28 We then dropped down to Culduff which had a lovely beach and parking area, but a sign saying no camping etc. So on we drove and came across a beach called Tramore Bay and stopped here for the night. It is a small beach and is rocky just off the beach that you can walk on. A few houses up on the hill and that is all. The parking area has recently (very) been tarmaced, and there is a picnic table.
29 After Londonderry, we drove back to the main A2 and followed that through (bypassed) Limavaddy and to Downhill. I then saw a sign to Gortmore - with a viewpoint 3 miles. So here we are up on top of a 1 in 5 hill having driven around a mountain and drive a straight line and we are perched in a parking space right on top overlooking Magilligan Point with a fantastic view. Definitely a nice stop, no signs to say you can't stop the night either, which is good. Hang on it was a HOT day, must note that…
30 We wanted to see the Giant's Causeway before it rained if we could, Drove up and paid €5 to park, the car park and facilities are on Moyle District Council's land and you have to pay, even as an NT member. €1 for the audio visual show too. In the car park, we had asked if we could stay the night, the parking attendant, just said, "I didn't hear and winked at him". Another motorhome was there as well. So ask, and it may be granted.
31 Next afternoon we got to the Carrick-a-Rede rope bridge (NT) and parked up and walked the 1km down to the bridge. When we got back, we asked if it was possible to stop the night. We were told it wouldn't be a problem. Again ask, it is NT land.
32 We then drove down through Larne and Carrickfergus to Belfast, having decided to visit the National Ulster Folk and Transport Museum which is on the road to Bangor. We got here at 1500 and asked if it would be possible to stop the night in the car park as after speaking to the guy at the reception 2 hours would not be enough, he let us in for free then and we stopped in the car park (did get a knock later to check we were OK, explained we had asked) and he said he would be locking us in, we said no problem. We went to both museums the next day, and definitely worth a visit, very well done.
33 Did Mount Stewart (NT) and returned to near Mount Stewart to the Conningsbury Picnic Spot to stop for the night. It is very nice, but close to the A21, so somewhat noisier than usual as on that evening some young lads decided it was a race track for their motorbikes.
34 We decided to drive part of a tour and as there was a parking viewpoint at Spelga Dam, we would detour to that and stop the night if there were no signs saying no overnight camping. There aren't so we stopped.
35 From the Silent Valley (Belfast Water Reservoir, worth another visit) we drove some more around the Mourne Mountains and then back down to the coast.
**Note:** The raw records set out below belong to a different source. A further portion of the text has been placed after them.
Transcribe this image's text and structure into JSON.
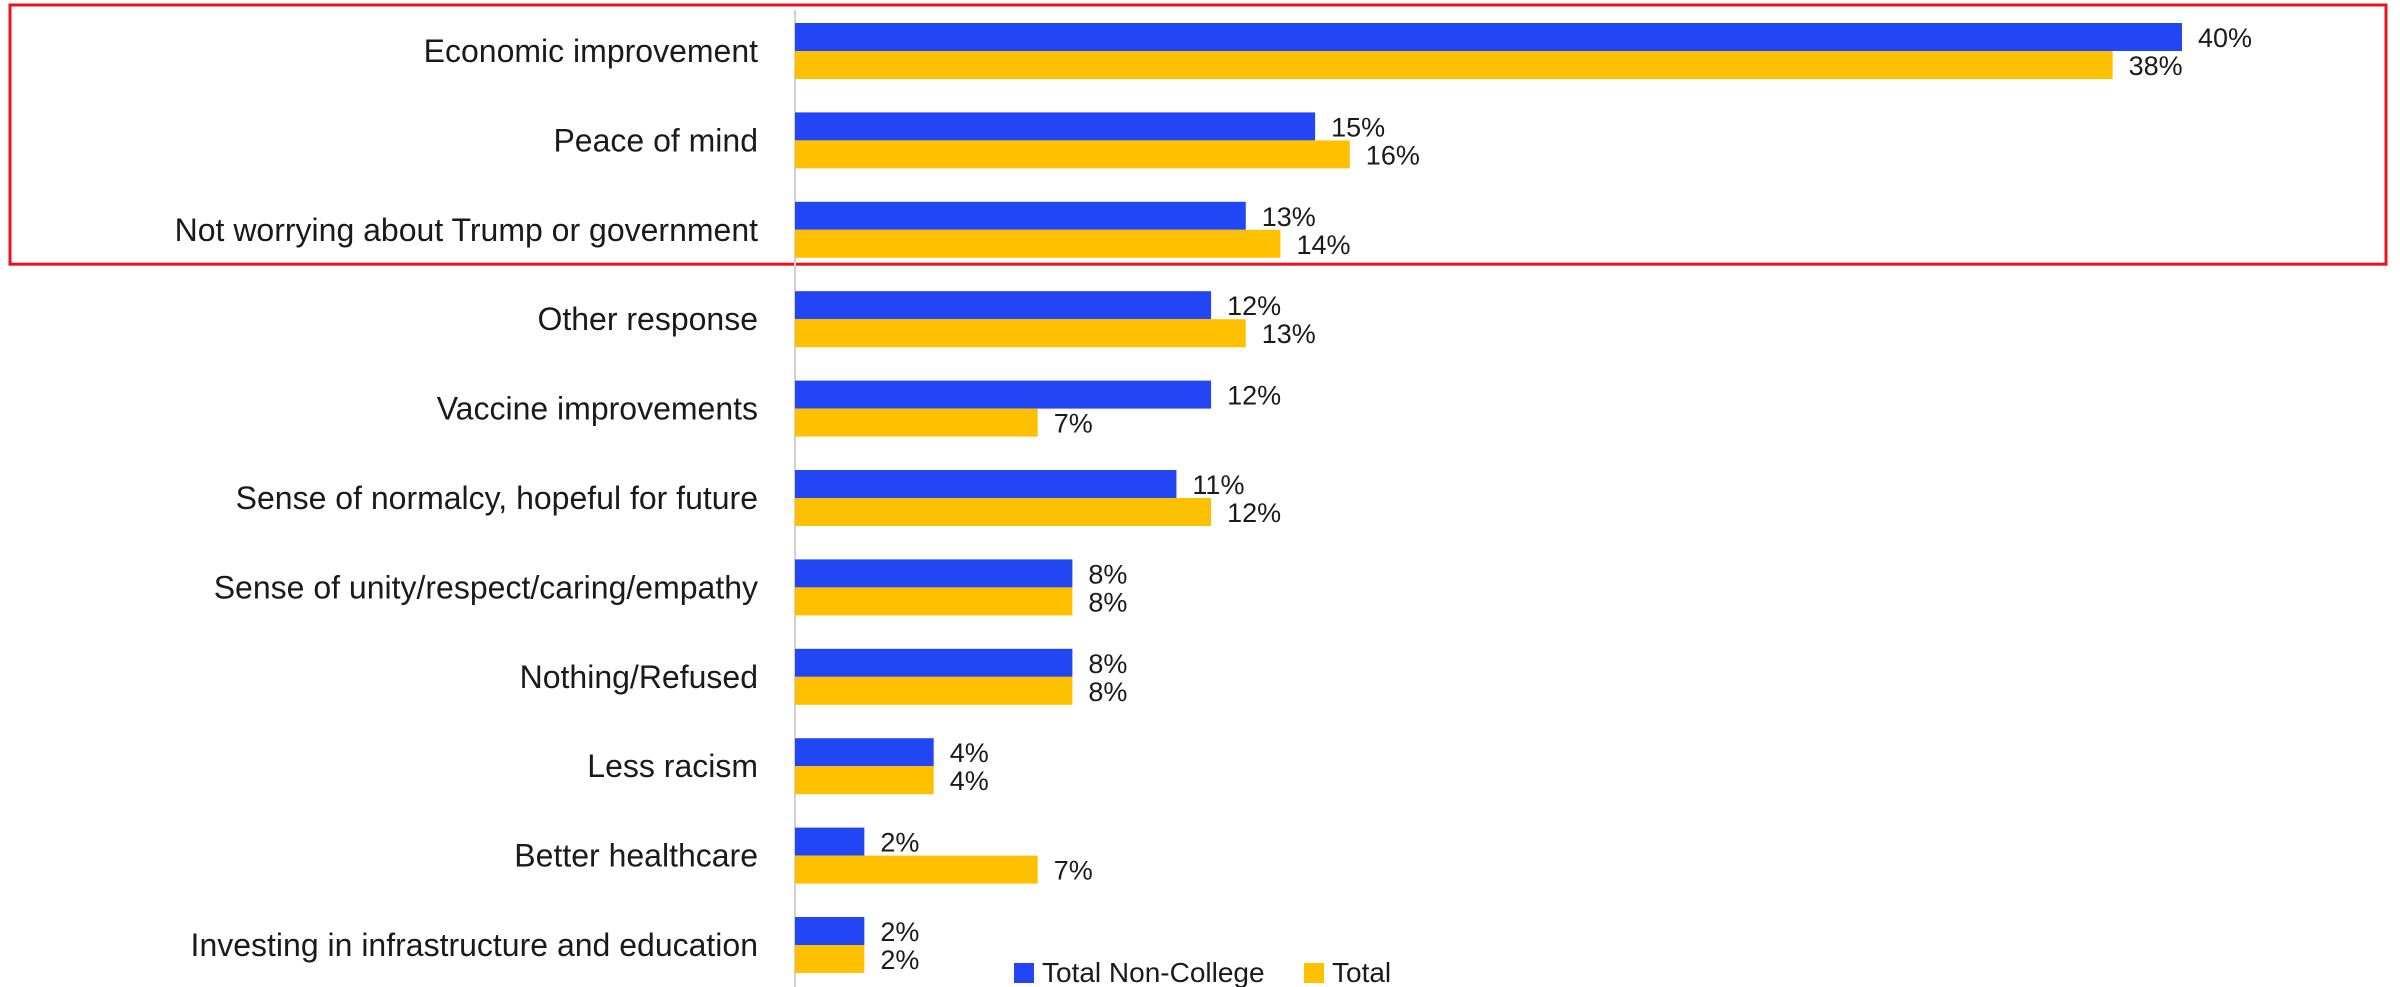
{
  "chart_data": {
    "type": "bar",
    "orientation": "horizontal",
    "categories": [
      "Economic improvement",
      "Peace of mind",
      "Not worrying about Trump or government",
      "Other response",
      "Vaccine improvements",
      "Sense of normalcy, hopeful for future",
      "Sense of unity/respect/caring/empathy",
      "Nothing/Refused",
      "Less racism",
      "Better healthcare",
      "Investing in infrastructure and education"
    ],
    "series": [
      {
        "name": "Total Non-College",
        "color": "#2346f5",
        "values": [
          40,
          15,
          13,
          12,
          12,
          11,
          8,
          8,
          4,
          2,
          2
        ],
        "labels": [
          "40%",
          "15%",
          "13%",
          "12%",
          "12%",
          "11%",
          "8%",
          "8%",
          "4%",
          "2%",
          "2%"
        ]
      },
      {
        "name": "Total",
        "color": "#ffc000",
        "values": [
          38,
          16,
          14,
          13,
          7,
          12,
          8,
          8,
          4,
          7,
          2
        ],
        "labels": [
          "38%",
          "16%",
          "14%",
          "13%",
          "7%",
          "12%",
          "8%",
          "8%",
          "4%",
          "7%",
          "2%"
        ]
      }
    ],
    "xlim": [
      0,
      40
    ],
    "value_suffix": "%",
    "legend_position": "bottom",
    "grid": false,
    "highlight": {
      "categories": [
        0,
        1,
        2
      ],
      "color": "#e8141c"
    }
  }
}
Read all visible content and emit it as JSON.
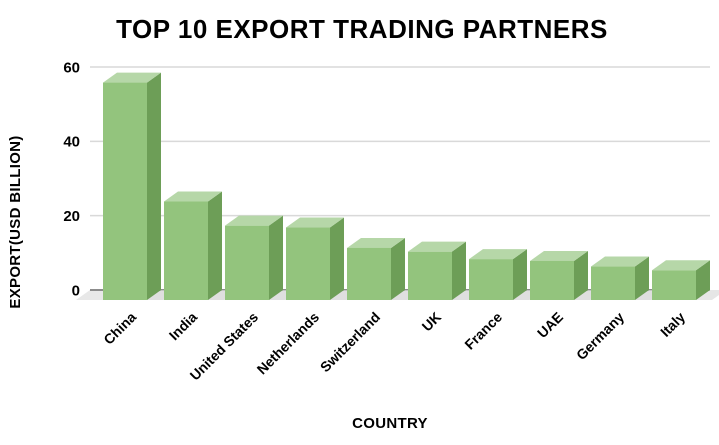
{
  "chart_data": {
    "type": "bar",
    "style": "3d-column",
    "title": "TOP 10 EXPORT TRADING PARTNERS",
    "xlabel": "COUNTRY",
    "ylabel": "EXPORT(USD BILLION)",
    "categories": [
      "China",
      "India",
      "United States",
      "Netherlands",
      "Switzerland",
      "UK",
      "France",
      "UAE",
      "Germany",
      "Italy"
    ],
    "values": [
      58.5,
      26.5,
      20,
      19.5,
      14,
      13,
      11,
      10.5,
      9,
      8
    ],
    "ylim": [
      0,
      60
    ],
    "yticks": [
      0,
      20,
      40,
      60
    ],
    "grid": true,
    "legend": false,
    "colors": {
      "bar_front": "#93c47d",
      "bar_top": "#b6d7a8",
      "bar_side": "#6d9e57",
      "bar_shadow": "#dcdcdc",
      "floor": "#e8e8e8",
      "gridline": "#d9d9d9",
      "axis_line": "#8c8c8c",
      "text": "#000000",
      "background": "#ffffff"
    }
  }
}
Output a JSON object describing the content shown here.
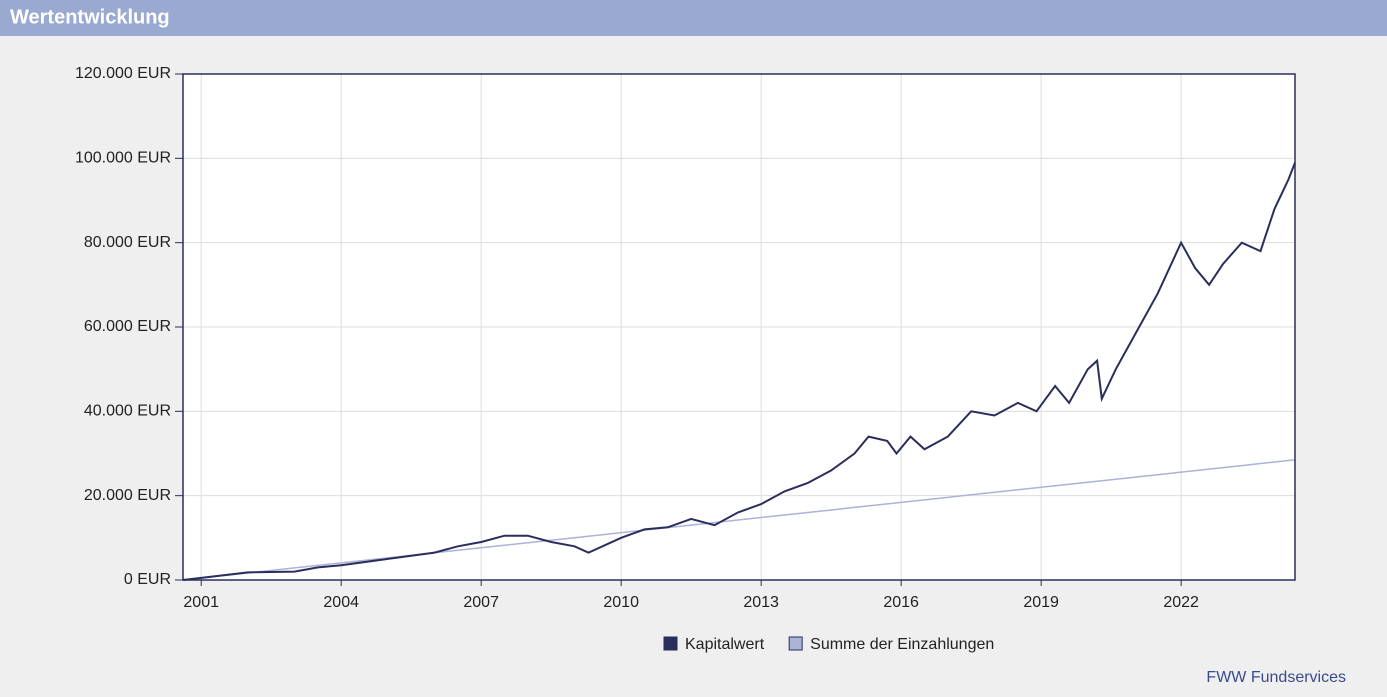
{
  "chart_data": {
    "type": "line",
    "title": "Wertentwicklung",
    "source": "FWW Fundservices",
    "x": [
      2000.61,
      2001,
      2002,
      2003,
      2003.5,
      2004,
      2005,
      2006,
      2006.5,
      2007,
      2007.5,
      2008,
      2008.5,
      2009,
      2009.3,
      2010,
      2010.5,
      2011,
      2011.5,
      2012,
      2012.5,
      2013,
      2013.5,
      2014,
      2014.5,
      2015,
      2015.3,
      2015.7,
      2015.9,
      2016.2,
      2016.5,
      2017,
      2017.5,
      2018,
      2018.5,
      2018.9,
      2019.3,
      2019.6,
      2020,
      2020.2,
      2020.3,
      2020.6,
      2021,
      2021.5,
      2022,
      2022.3,
      2022.6,
      2022.9,
      2023.3,
      2023.7,
      2024,
      2024.3,
      2024.44
    ],
    "series": [
      {
        "name": "Kapitalwert",
        "color": "#2b2d5c",
        "values": [
          0,
          500,
          1800,
          2000,
          3000,
          3500,
          5000,
          6500,
          8000,
          9000,
          10500,
          10500,
          9000,
          8000,
          6500,
          10000,
          12000,
          12500,
          14500,
          13000,
          16000,
          18000,
          21000,
          23000,
          26000,
          30000,
          34000,
          33000,
          30000,
          34000,
          31000,
          34000,
          40000,
          39000,
          42000,
          40000,
          46000,
          42000,
          50000,
          52000,
          43000,
          50000,
          58000,
          68000,
          80000,
          74000,
          70000,
          75000,
          80000,
          78000,
          88000,
          95000,
          99000
        ]
      },
      {
        "name": "Summe der Einzahlungen",
        "color": "#a9b4d6",
        "values": [
          0,
          470,
          1660,
          2860,
          3460,
          4050,
          5250,
          6450,
          7040,
          7640,
          8240,
          8840,
          9440,
          10030,
          10390,
          11230,
          11830,
          12430,
          13020,
          13620,
          14220,
          14820,
          15420,
          16010,
          16610,
          17210,
          17570,
          18050,
          18290,
          18640,
          19000,
          19600,
          20200,
          20800,
          21400,
          21870,
          22350,
          22710,
          23190,
          23430,
          23550,
          23910,
          24390,
          24980,
          25580,
          25940,
          26300,
          26660,
          27140,
          27620,
          27980,
          28330,
          28500
        ]
      }
    ],
    "xlim": [
      2000.61,
      2024.44
    ],
    "xticks": [
      2001,
      2004,
      2007,
      2010,
      2013,
      2016,
      2019,
      2022
    ],
    "ylim": [
      0,
      120000
    ],
    "yticks": [
      {
        "value": 0,
        "label": "0 EUR"
      },
      {
        "value": 20000,
        "label": "20.000 EUR"
      },
      {
        "value": 40000,
        "label": "40.000 EUR"
      },
      {
        "value": 60000,
        "label": "60.000 EUR"
      },
      {
        "value": 80000,
        "label": "80.000 EUR"
      },
      {
        "value": 100000,
        "label": "100.000 EUR"
      },
      {
        "value": 120000,
        "label": "120.000 EUR"
      }
    ],
    "grid": true
  }
}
We went to Newcastle and then we drove back up into them again via another road, and found a night stop at a place called Slieve Meelmore 
36 Back into the South again now. Next stop for the night was a beach spot, very breezy, and we are facing the Irish sea, we are somewhere along between Dunany Point and Clogher Head, probably close to a place called Port.

©Carol Weaver
October 2003-10-09


----------



## Nora+Neil (May 1, 2005)

Here is website for garages who sell LPG in Ireland

http://www.ilpga.ie/index.htm


----------



## vmeldrew (May 3, 2007)

There are now aires at Carrickfergus, mentioned in report above, and at Whitehead 5 miles further north, and also at Broughshane near Ballymena in County Antrim.


----------



## wobby (May 1, 2005)

The connection in Ireland is the same as the UK. or at least it was last year when I lived there.

Wobby


----------